As with the Nim game in the last lab, we want move(F, T) to indicate that it is legal to move from F to T, that is, the move is possible, and the resulting value is < 32. What is your definition of move(F, T)?
What are all legal moves from the state [3, 2, 3, 3, 0, 0]?
As before, we define
```
win(X) :- move(X,Y), not(win(Y)).
```
What happens when you run
```
win([0,0,0,0,0,0]).
```
You may have to wait a while for the answer.

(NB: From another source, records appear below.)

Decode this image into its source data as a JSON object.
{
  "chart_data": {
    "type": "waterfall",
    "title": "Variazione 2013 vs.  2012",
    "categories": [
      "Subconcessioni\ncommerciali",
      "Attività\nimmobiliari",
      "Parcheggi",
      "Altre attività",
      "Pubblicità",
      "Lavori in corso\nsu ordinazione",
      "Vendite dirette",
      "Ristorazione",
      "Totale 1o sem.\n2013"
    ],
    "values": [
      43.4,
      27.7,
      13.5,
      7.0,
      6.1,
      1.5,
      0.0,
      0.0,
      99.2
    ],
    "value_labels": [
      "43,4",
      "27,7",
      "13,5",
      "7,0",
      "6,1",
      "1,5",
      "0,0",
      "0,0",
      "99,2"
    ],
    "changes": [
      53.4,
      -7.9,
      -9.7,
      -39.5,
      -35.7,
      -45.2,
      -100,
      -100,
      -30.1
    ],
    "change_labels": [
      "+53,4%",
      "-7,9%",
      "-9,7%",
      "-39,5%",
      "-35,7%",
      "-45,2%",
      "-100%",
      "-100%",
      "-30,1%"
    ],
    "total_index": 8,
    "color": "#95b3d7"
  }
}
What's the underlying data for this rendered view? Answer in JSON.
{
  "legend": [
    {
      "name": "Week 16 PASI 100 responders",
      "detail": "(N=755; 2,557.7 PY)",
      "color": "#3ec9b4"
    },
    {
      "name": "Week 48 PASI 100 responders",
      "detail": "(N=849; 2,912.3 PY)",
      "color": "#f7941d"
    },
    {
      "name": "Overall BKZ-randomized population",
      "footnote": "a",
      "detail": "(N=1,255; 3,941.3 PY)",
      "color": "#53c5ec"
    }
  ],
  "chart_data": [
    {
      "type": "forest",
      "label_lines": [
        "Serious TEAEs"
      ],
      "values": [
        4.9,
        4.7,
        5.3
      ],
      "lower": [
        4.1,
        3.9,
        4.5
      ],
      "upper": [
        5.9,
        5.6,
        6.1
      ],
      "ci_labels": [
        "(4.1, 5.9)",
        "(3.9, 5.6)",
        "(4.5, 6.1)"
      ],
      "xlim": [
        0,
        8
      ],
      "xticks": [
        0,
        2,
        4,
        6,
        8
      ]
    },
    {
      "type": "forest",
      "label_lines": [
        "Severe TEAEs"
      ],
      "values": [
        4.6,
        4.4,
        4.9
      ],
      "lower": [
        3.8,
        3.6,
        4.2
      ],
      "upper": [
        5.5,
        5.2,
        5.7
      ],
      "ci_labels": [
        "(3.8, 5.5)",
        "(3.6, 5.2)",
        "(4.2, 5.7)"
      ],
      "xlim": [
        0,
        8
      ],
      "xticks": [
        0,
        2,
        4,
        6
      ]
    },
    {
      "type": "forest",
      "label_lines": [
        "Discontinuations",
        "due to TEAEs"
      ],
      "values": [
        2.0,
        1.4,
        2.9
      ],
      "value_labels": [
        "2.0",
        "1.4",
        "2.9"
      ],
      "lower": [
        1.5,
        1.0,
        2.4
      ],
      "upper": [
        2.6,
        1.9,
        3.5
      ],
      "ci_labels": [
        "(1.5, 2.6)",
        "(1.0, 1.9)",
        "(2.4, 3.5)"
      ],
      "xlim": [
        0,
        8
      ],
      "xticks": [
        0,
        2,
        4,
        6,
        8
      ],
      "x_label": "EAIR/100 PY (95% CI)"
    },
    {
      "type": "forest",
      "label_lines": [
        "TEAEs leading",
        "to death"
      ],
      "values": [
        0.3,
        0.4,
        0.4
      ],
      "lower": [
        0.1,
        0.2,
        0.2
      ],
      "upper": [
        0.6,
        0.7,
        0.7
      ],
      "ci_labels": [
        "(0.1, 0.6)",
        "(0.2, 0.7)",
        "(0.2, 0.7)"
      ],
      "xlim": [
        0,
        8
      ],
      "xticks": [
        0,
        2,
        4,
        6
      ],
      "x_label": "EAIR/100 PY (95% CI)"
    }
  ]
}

Ok, that is nice. But what move should you make? Write a predicate next(X, Y) indicating that it is legal to move from X to Y, and Y doesn't make the other player win. (It is really easy.)
What is the next move you should make when you start with the initial position [0,0,0,0,0,0]?
Play with your buddy. You get to use Prolog, and your buddy has to figure out moves by hand. That's not fair. You get to start. That's really not fair. Record how you trounce your buddy.